Anche Bartolomeo I finisce nel mirino di Erdogan
Roma. Alla fine, tra le migliaia di presunti sostenitori del golpe contro Recep Tayyip Erdogan dello scorso luglio, tra giornalisti, militari, giudici e professori universitari, ci sarebbe anche il Patriarca ecumenico di Costantinopoli, Bartolomeo I. E’ la prima volta che, dalla notte in cui per qualche ora la leadership di Erdogan era sembrata in pericolo, la stampa turca prende di mira Bartolomeo. Il primato va al quotidiano Aksam, che nei giorni scorsi ha dato conto del presunto coinvolgimento del religioso in un articolo di prima pagina, senza risparmiare dettagli e particolari, con corredo fotografico ritraente insieme Bartolomeo e Fethullah Gülen. Foto risalenti però agli anni Novanta, quando il predicatore non si era ancora ritirato nei boschi della Pennsylvania e di Erdogan era ancora grande amico e consigliere. Aksam parla di una sorta di triade che avrebbe cospirato contro il legittimo governo: Gülen, la Cia e il Patriarcato. La ragione del coinvolgimento di quest’ultimo sarebbe da riscontrare nel riavvicinamento tra Ankara e Mosca, e – di conseguenza – tra la Turchia e il Patriarcato ortodosso russo guidato da Kirill, in rapporti freddi (eufemismo) con Bartolomeo. Il problema è che il cuore della ricostruzione del quotidiano poggia su un dossier attribuito all’ex ambasciatore americano in Yemen, Arthur Hughes, in cui si dava conto del rapporto stretto e continuo tra Gülen e Bartolomeo, che è risultato essere un falso.

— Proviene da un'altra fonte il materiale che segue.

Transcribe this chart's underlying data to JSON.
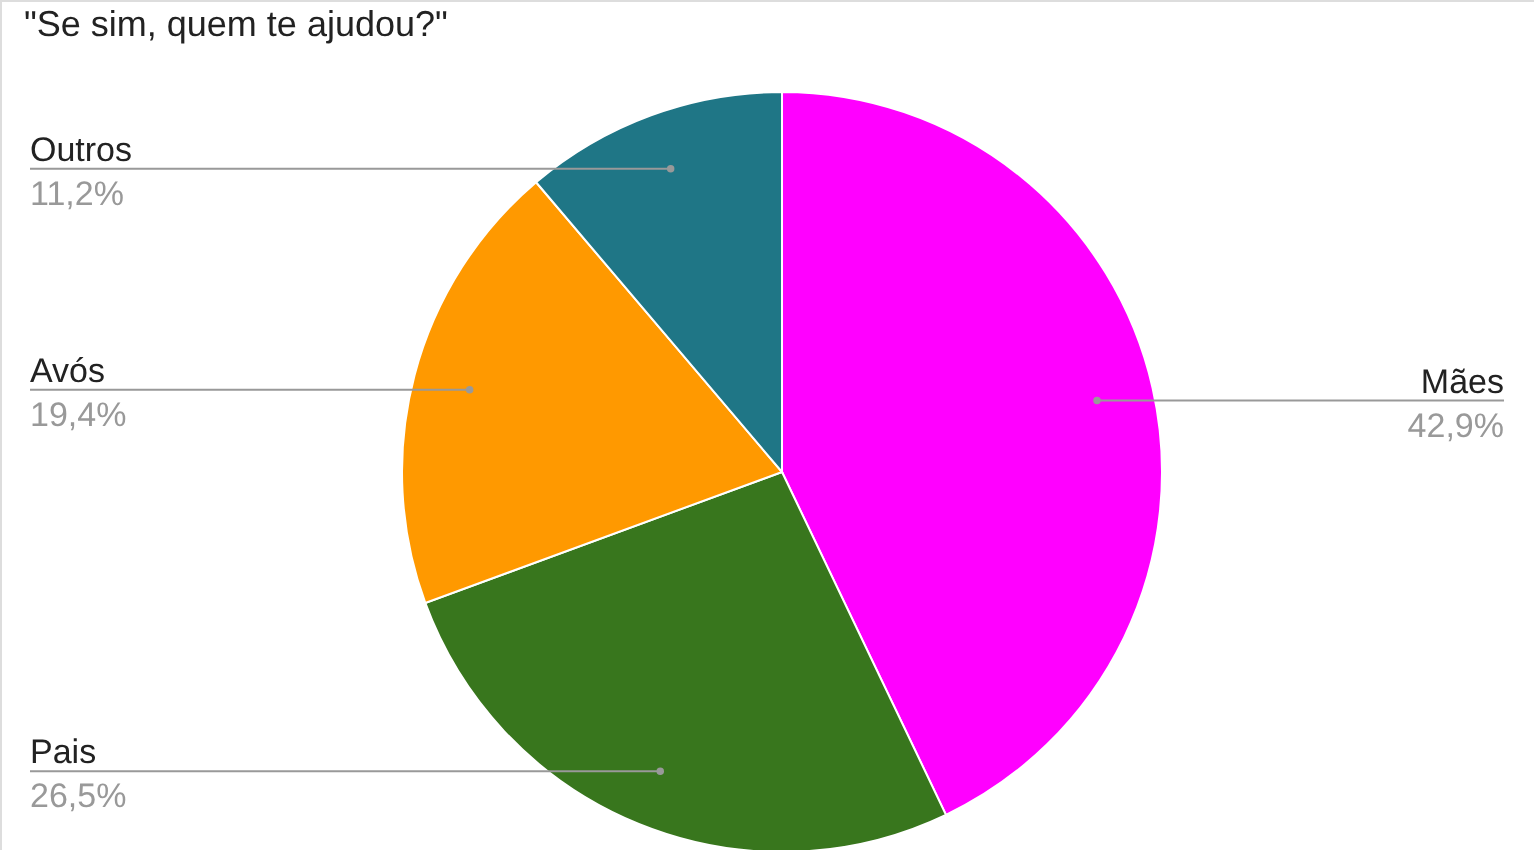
{
  "chart_data": {
    "type": "pie",
    "title": "\"Se sim, quem te ajudou?\"",
    "categories": [
      "Mães",
      "Pais",
      "Avós",
      "Outros"
    ],
    "values": [
      42.9,
      26.5,
      19.4,
      11.2
    ],
    "colors": [
      "#ff00ff",
      "#38761d",
      "#ff9900",
      "#1f7686"
    ],
    "value_labels": [
      "42,9%",
      "26,5%",
      "19,4%",
      "11,2%"
    ]
  }
}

Lo ha dichiarato lo stesso diplomatico di Washington, che ha ottenuto la rimozione dell’articolo dal web.
Al di là dei contenuti veri o presunti del dossier, ciò che rileva è che a finire nel mirino del repulisti erdoganiano è pure il Patriarcato di Costantinopoli, che pure s’era mostrato assai prudente – per qualcuno fin troppo – nelle settimane successive al mancato golpe. Non una parola fuori dalle righe, semmai tanta solidarietà ufficialmente espressa al governo. All’indomani del ritorno trionfale di Erdogan a Istanbul, tra ali di folla osannanti, nel documento diffuso dai leader religiosi locali in cui si sottolineava “la profonda tristezza dovuta agli incidenti di terrore che hanno disturbato la pace nella nostra bellissima nazione e nel mondo”, c’era anche la firma di Bartolomeo. Non è bastato. Secondo diversi osservatori, le autorità hanno colto la palla al balzo per mandare un messaggio chiaro a uno dei vertici religiosi del paese che godono di maggior prestigio all’estero. Con una postilla diretta anche alla Santa Sede, con la quale le relazioni sono tormentate da più d’un anno, da quando cioè il Papa in San Pietro parlò del genocidio armeno compiuto dall’Impero ottomano in disfacimento (concetto ribadito a giugno durante il viaggio in Armenia). Proprio nei mesi scorsi, ben prima del golpe tentato e fallito, sempre Aksam dava conto delle chiese finanziate in territorio americano da Gülen, operazione che – si leggeva nell’articolo di allora – di certo “ha fatto piacere in Vaticano”. Così come avrebbe fatto piacere, secondo le stesse fonti, l’accordo stretto tra l’Università di Lovanio e il predicatore rifugiato in Pennsylvania per formare in Belgio imam da sostituire a quelli lì spediti da Ankara. Circostanza che l’ateneo cattolico ha smentito. A giustificazione delle teorie complottiste e dell’alleanza tra la chiesa e il cosiddetto “parastato”, veniva citato perfino Giovanni Paolo II, reo d’aver incontrato Gülen quasi vent’anni fa, nel 1998.
Dal Fanar, sede del Patriarcato, si “deplorano” intanto le “false accuse”. Una nota firmata dal responsabile delle relazioni con la stampa, il protopresbitero Dositheos Agnostpoulos, smentisce ogni coinvolgimento, e fonti dello stesso Patriarcato osservano all’agenzia Fides che tutto pare essere un’operazione architettata per mettere in difficoltà Bartolomeo, che per ora continua a mantenere una posizione defilata, agendo di diplomazia. Con la mente proiettata in avanti, conscio che per operare, al suo successore – chiunque sarà – dovrà necessariamente essere concessa la cittadinanza turca. Cosa, a oggi, tutt’altro che scontata.